Over at Asda, things are worse.  This week, there was NONE on sale.  That's right, the 17p green and white tube of paste was nowhere to be seen.  Removed from the shelves, no doubt to encourage purchase of brand name versions.  I had Macleans already, bought at Morrisons instead of the madly priced basic stuff at 30p, and I was simply checking the Asda policy.  I suspect something may be going on, just as happened a few years ago with washing up liquid. **

** You may recall that the cheapest WUL was around 13p for one litre, in the classic shape plastic tubular container.  The squirty bottle contained a runny liquid that allowed liberal dispensing.  Then about three years ago, all the supermarkets stopped selling it.  It was clearly a conspiracy.  I suspect we will see toothpaste go the same way; I will keep you updated.

Ten blades for my Fusion razor were available at Asda, on offer at the special price of £25.00!  That's right, twenty-cuntin-five-quid to shave!  The world is fucking mad; it'll be five quid for a dozen rolls of paper next, to wipe my arse.  Oh, it already is!  Shit!

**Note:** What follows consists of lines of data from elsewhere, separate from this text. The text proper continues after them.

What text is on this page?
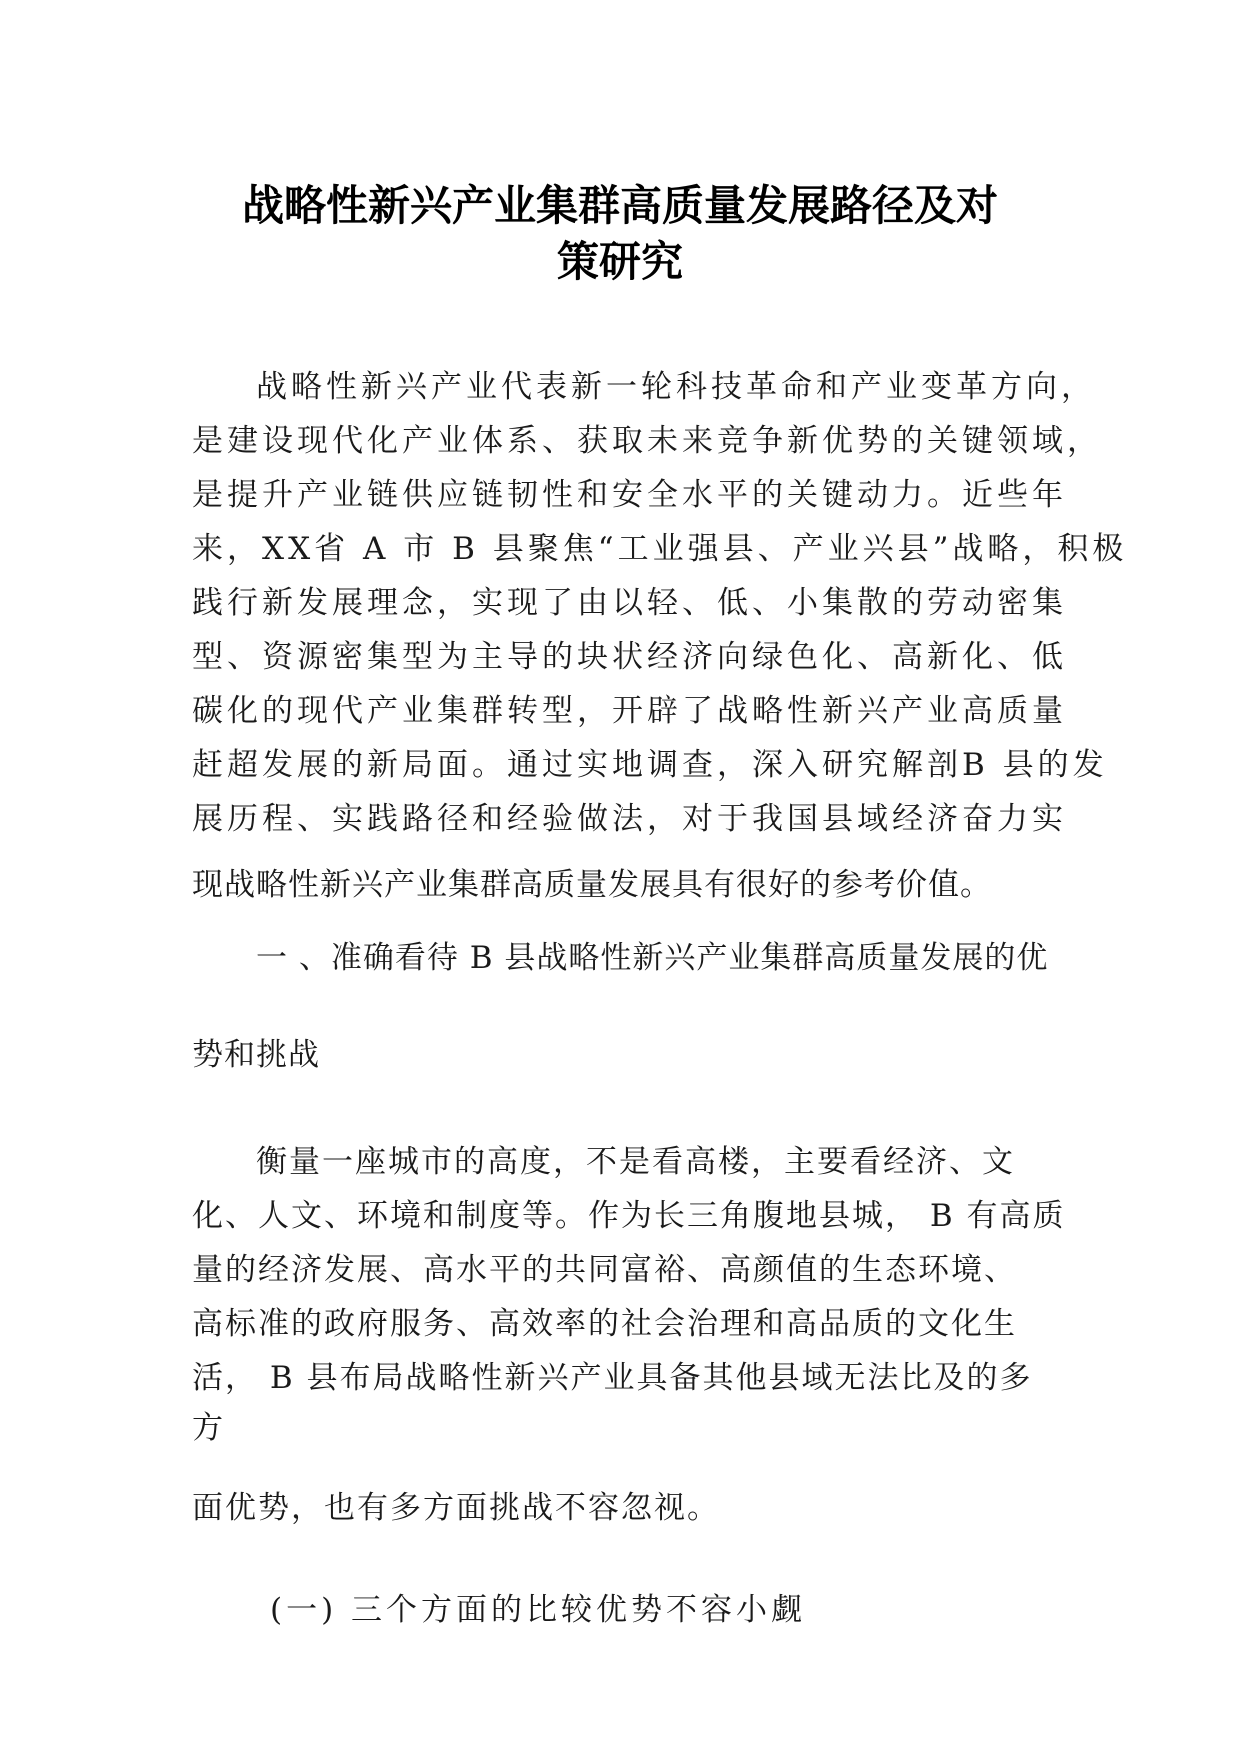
战略性新兴产业集群高质量发展路径及对
策研究
战略性新兴产业代表新一轮科技革命和产业变革方向，
是建设现代化产业体系、获取未来竞争新优势的关键领域，
是提升产业链供应链韧性和安全水平的关键动力。近些年
来，XX省 A 市 B 县聚焦“工业强县、产业兴县”战略，积极
践行新发展理念，实现了由以轻、低、小集散的劳动密集
型、资源密集型为主导的块状经济向绿色化、高新化、低
碳化的现代产业集群转型，开辟了战略性新兴产业高质量
赶超发展的新局面。通过实地调查，深入研究解剖B 县的发
展历程、实践路径和经验做法，对于我国县域经济奋力实
现战略性新兴产业集群高质量发展具有很好的参考价值。
一 、准确看待 B 县战略性新兴产业集群高质量发展的优
势和挑战
衡量一座城市的高度，不是看高楼，主要看经济、文
化、人文、环境和制度等。作为长三角腹地县城， B 有高质
量的经济发展、高水平的共同富裕、高颜值的生态环境、
高标准的政府服务、高效率的社会治理和高品质的文化生
活， B 县布局战略性新兴产业具备其他县域无法比及的多
方
面优势，也有多方面挑战不容忽视。
(一) 三个方面的比较优势不容小觑
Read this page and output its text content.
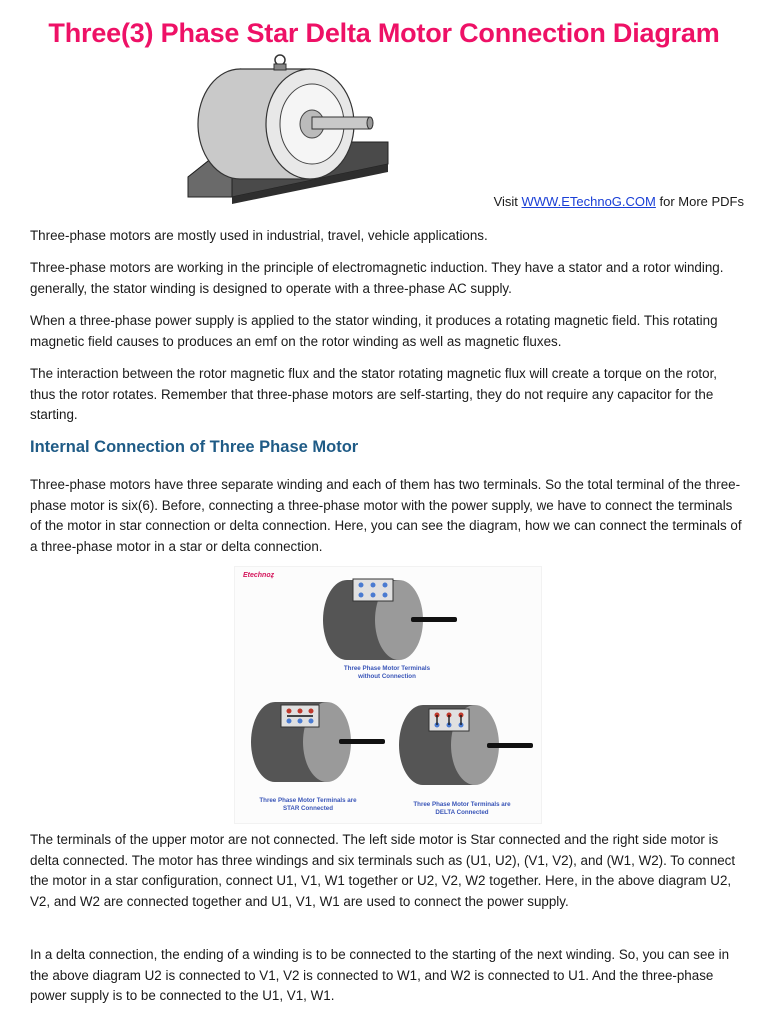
Three(3) Phase Star Delta Motor Connection Diagram
Visit WWW.ETechnoG.COM for More PDFs

Three-phase motors are mostly used in industrial, travel, vehicle applications.

Three-phase motors are working in the principle of electromagnetic induction. They have a stator and a rotor winding. generally, the stator winding is designed to operate with a three-phase AC supply.

When a three-phase power supply is applied to the stator winding, it produces a rotating magnetic field. This rotating magnetic field causes to produces an emf on the rotor winding as well as magnetic fluxes.

The interaction between the rotor magnetic flux and the stator rotating magnetic flux will create a torque on the rotor, thus the rotor rotates. Remember that three-phase motors are self-starting, they do not require any capacitor for the starting.

Internal Connection of Three Phase Motor

Three-phase motors have three separate winding and each of them has two terminals. So the total terminal of the three-phase motor is six(6). Before, connecting a three-phase motor with the power supply, we have to connect the terminals of the motor in star connection or delta connection. Here, you can see the diagram, how we can connect the terminals of a three-phase motor in a star or delta connection.

Etechnoẕ
Three Phase Motor Terminals without Connection
Three Phase Motor Terminals are STAR Connected
Three Phase Motor Terminals are DELTA Connected

The terminals of the upper motor are not connected. The left side motor is Star connected and the right side motor is delta connected. The motor has three windings and six terminals such as (U1, U2), (V1, V2), and (W1, W2). To connect the motor in a star configuration, connect U1, V1, W1 together or U2, V2, W2 together. Here, in the above diagram U2, V2, and W2 are connected together and U1, V1, W1 are used to connect the power supply.

In a delta connection, the ending of a winding is to be connected to the starting of the next winding. So, you can see in the above diagram U2 is connected to V1, V2 is connected to W1, and W2 is connected to U1. And the three-phase power supply is to be connected to the U1, V1, W1.
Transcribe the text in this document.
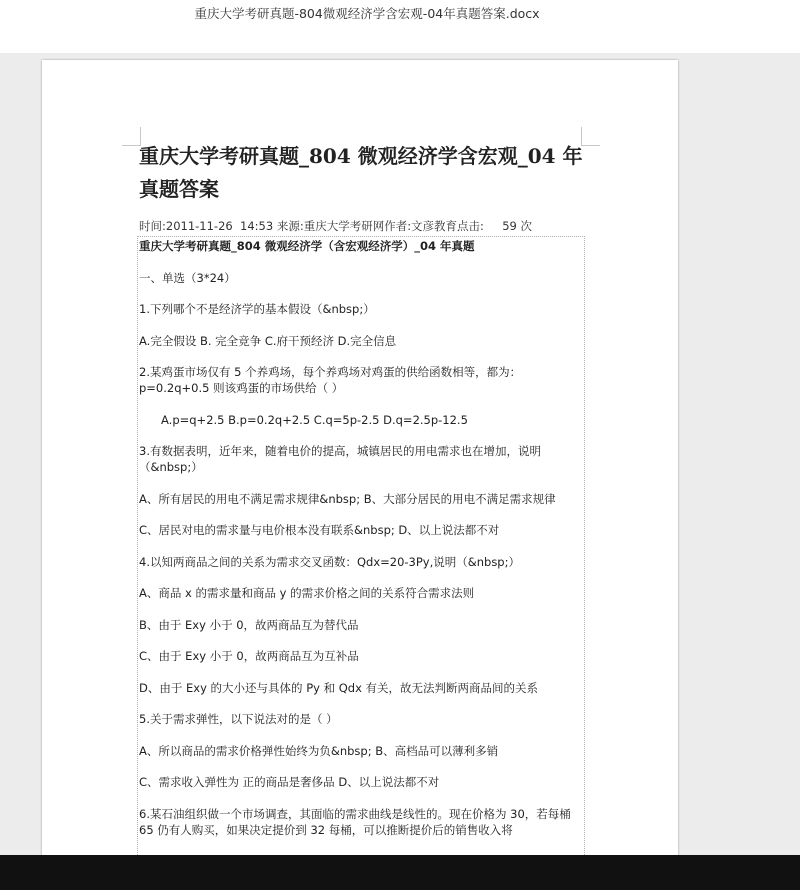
重庆大学考研真题-804微观经济学含宏观-04年真题答案.docx
重庆大学考研真题_804 微观经济学含宏观_04 年真题答案
时间:2011-11-26  14:53 来源:重庆大学考研网作者:文彦教育点击:     59 次

重庆大学考研真题_804 微观经济学（含宏观经济学）_04 年真题

一、单选（3*24）

1.下列哪个不是经济学的基本假设（&nbsp;）

A.完全假设 B. 完全竞争 C.府干预经济 D.完全信息

2.某鸡蛋市场仅有 5 个养鸡场，每个养鸡场对鸡蛋的供给函数相等，都为：p=0.2q+0.5 则该鸡蛋的市场供给（ ）

A.p=q+2.5 B.p=0.2q+2.5 C.q=5p-2.5 D.q=2.5p-12.5

3.有数据表明，近年来，随着电价的提高，城镇居民的用电需求也在增加，说明（&nbsp;）

A、所有居民的用电不满足需求规律&nbsp; B、大部分居民的用电不满足需求规律

C、居民对电的需求量与电价根本没有联系&nbsp; D、以上说法都不对

4.以知两商品之间的关系为需求交叉函数：Qdx=20-3Py,说明（&nbsp;）

A、商品 x 的需求量和商品 y 的需求价格之间的关系符合需求法则

B、由于 Exy 小于 0，故两商品互为替代品

C、由于 Exy 小于 0，故两商品互为互补品

D、由于 Exy 的大小还与具体的 Py 和 Qdx 有关，故无法判断两商品间的关系

5.关于需求弹性，以下说法对的是（ ）

A、所以商品的需求价格弹性始终为负&nbsp; B、高档品可以薄利多销

C、需求收入弹性为 正的商品是奢侈品 D、以上说法都不对

6.某石油组织做一个市场调查，其面临的需求曲线是线性的。现在价格为 30，若每桶 65 仍有人购买，如果决定提价到 32 每桶，可以推断提价后的销售收入将
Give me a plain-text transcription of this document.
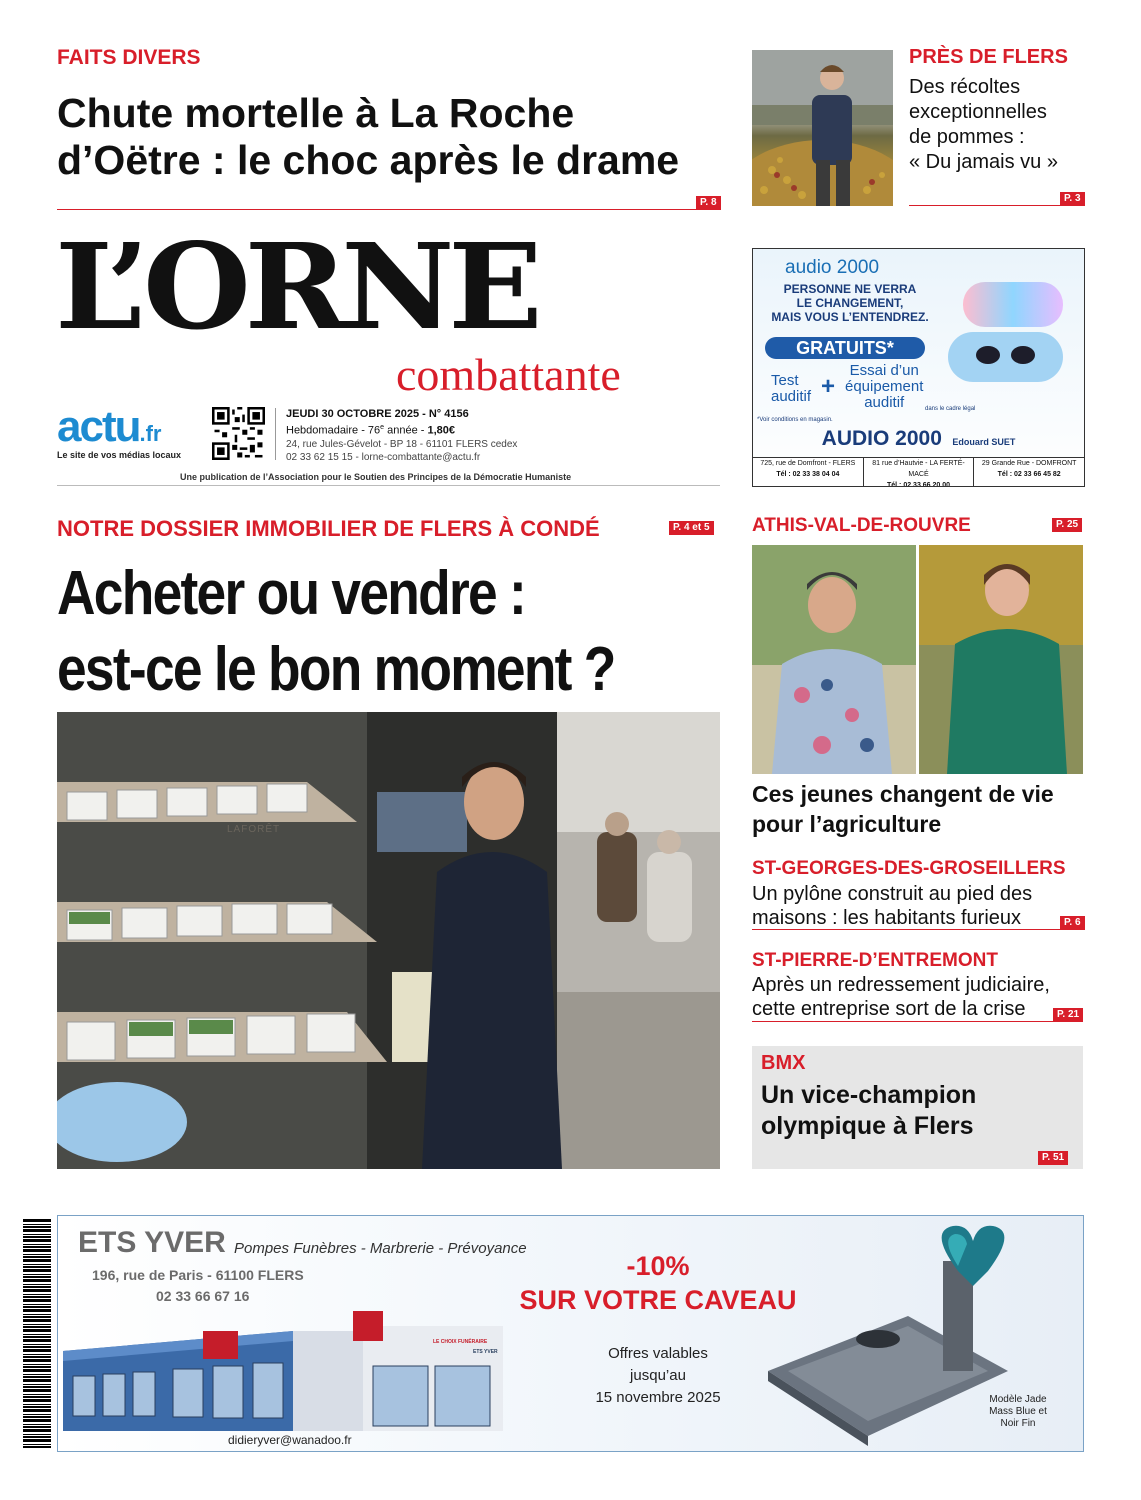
FAITS DIVERS
Chute mortelle à La Roche
d’Oëtre : le choc après le drame
P. 8
PRÈS DE FLERS
Des récoltes
exceptionnelles
de pommes :
« Du jamais vu »
P. 3
L’ORNE
combattante
actu.fr
Le site de vos médias locaux
JEUDI 30 OCTOBRE 2025 - N° 4156
Hebdomadaire - 76e année - 1,80€
24, rue Jules-Gévelot - BP 18 - 61101 FLERS cedex
02 33 62 15 15 - lorne-combattante@actu.fr
Une publication de l’Association pour le Soutien des Principes de la Démocratie Humaniste
audio 2000
PERSONNE NE VERRA
LE CHANGEMENT,
MAIS VOUS L’ENTENDREZ.
GRATUITS*
Test
auditif +
Essai d’un
équipement
auditif	dans le cadre légal
*Voir conditions en magasin.
AUDIO 2000 Edouard SUET
725, rue de Domfront - FLERS
Tél : 02 33 38 04 04
81 rue d’Hautvie - LA FERTÉ-MACÉ
Tél : 02 33 66 20 00
29 Grande Rue - DOMFRONT
Tél : 02 33 66 45 82
NOTRE DOSSIER IMMOBILIER DE FLERS À CONDÉ	P. 4 et 5
Acheter ou vendre :
est-ce le bon moment ?
LAFORÊT
ATHIS-VAL-DE-ROUVRE	P. 25
Ces jeunes changent de vie
pour l’agriculture
ST-GEORGES-DES-GROSEILLERS
Un pylône construit au pied des
maisons : les habitants furieux	P. 6
ST-PIERRE-D’ENTREMONT
Après un redressement judiciaire,
cette entreprise sort de la crise	P. 21
BMX
Un vice-champion
olympique à Flers
P. 51
ETS YVER Pompes Funèbres - Marbrerie - Prévoyance
196, rue de Paris - 61100 FLERS
02 33 66 67 16
-10%
SUR VOTRE CAVEAU
Offres valables
jusqu’au
15 novembre 2025
LE CHOIX FUNÉRAIRE
ETS YVER
didieryver@wanadoo.fr
Modèle Jade
Mass Blue et
Noir Fin
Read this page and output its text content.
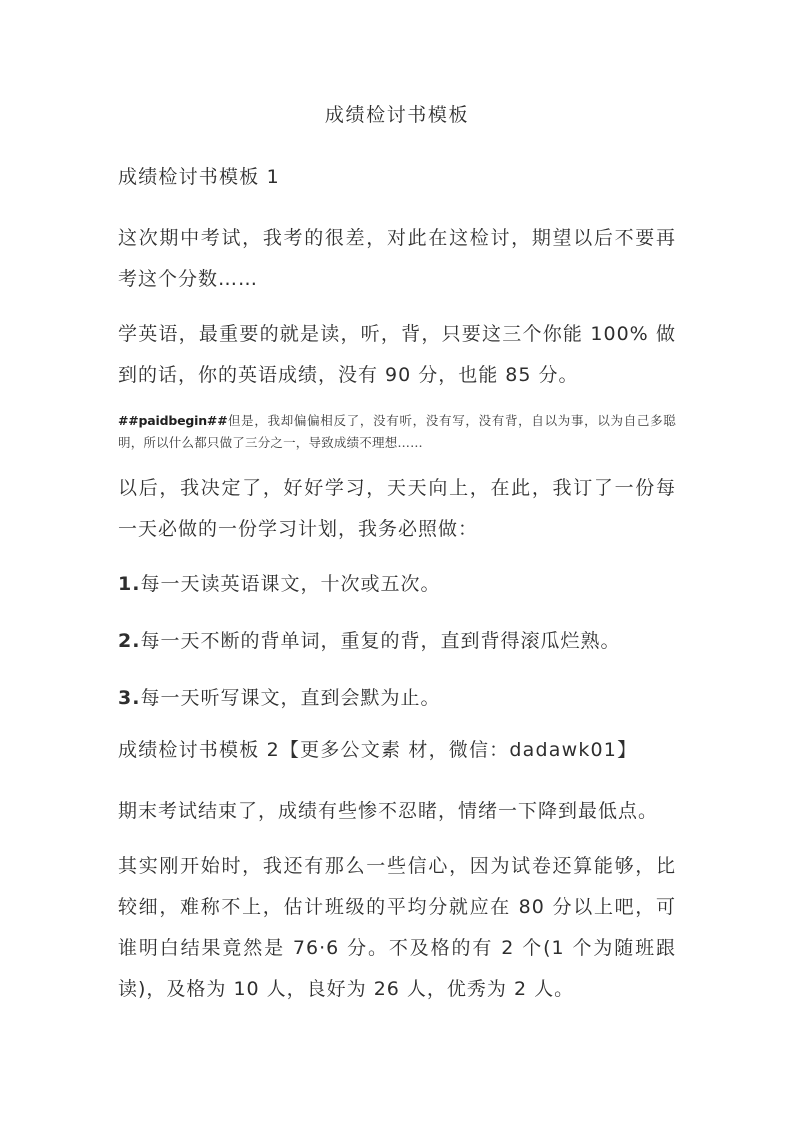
成绩检讨书模板
成绩检讨书模板 1

这次期中考试，我考的很差，对此在这检讨，期望以后不要再考这个分数……

学英语，最重要的就是读，听，背，只要这三个你能 100% 做到的话，你的英语成绩，没有 90 分，也能 85 分。

##paidbegin##但是，我却偏偏相反了，没有听，没有写，没有背，自以为事，以为自己多聪明，所以什么都只做了三分之一，导致成绩不理想……

以后，我决定了，好好学习，天天向上，在此，我订了一份每一天必做的一份学习计划，我务必照做：

1.每一天读英语课文，十次或五次。

2.每一天不断的背单词，重复的背，直到背得滚瓜烂熟。

3.每一天听写课文，直到会默为止。

成绩检讨书模板 2【更多公文素 材，微信：dadawk01】

期末考试结束了，成绩有些惨不忍睹，情绪一下降到最低点。

其实刚开始时，我还有那么一些信心，因为试卷还算能够，比较细，难称不上，估计班级的平均分就应在 80 分以上吧，可谁明白结果竟然是 76·6 分。不及格的有 2 个(1 个为随班跟读)，及格为 10 人，良好为 26 人，优秀为 2 人。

Finally, getting out of Asda was not straightforward.  I joined a queue at the checkouts; a woman was just about to pay, and one woman behind her had placed items on the belt, leaving a two-foot space for me to make a start with my own shopping.  Nothing moved for fuckin' ages.  Now, I appreciate that twats who run supermarkets have decided it is a good tactic for checkout staff to chat with customers, show an interest in stuff, and generally be all pally-pally.  However, some twats take things a bit far.  I waited while the old woman who should have been living in a shoe but instead had a part-time job at Asda, conversed with the woman who was paying, and continued to talk to her even after she had paid.  I was just getting to the point of threatening to abandon what turned out to be £140 worth of shopping when the shopper escaped the verbal lasso of the checkout biddie.  The next line, directed at the woman in fornt of me, was amazing:

"Sorry about the long wait"

Stupid cow!  It was all of your own making, you deceitful fuck!  When my turn came, she asked me if I was all right packing (I was tempted to ask if she was all right breathing) and then asked me if I wanted any bags.  I said "Yes" rather than "What the fucking hell do you think, you doughnut".  Then, she was relieved by a replacement operator (not as relieved as I was!) because it was 'break time'.  The newcomer was a female 'Jeeves' as in Jeeves & Wooster, and condescendingly but 'nicely' made twittering comments, and as I made my escape after paying, she stopped just short of bowing (there being no room to curtsey behind a till).

Any regular readers of my blog will know I am avoiding Sainsbury's after the 'gloves' incident, and Tescunt (Tesco if you really do prefer) is just no good anymore.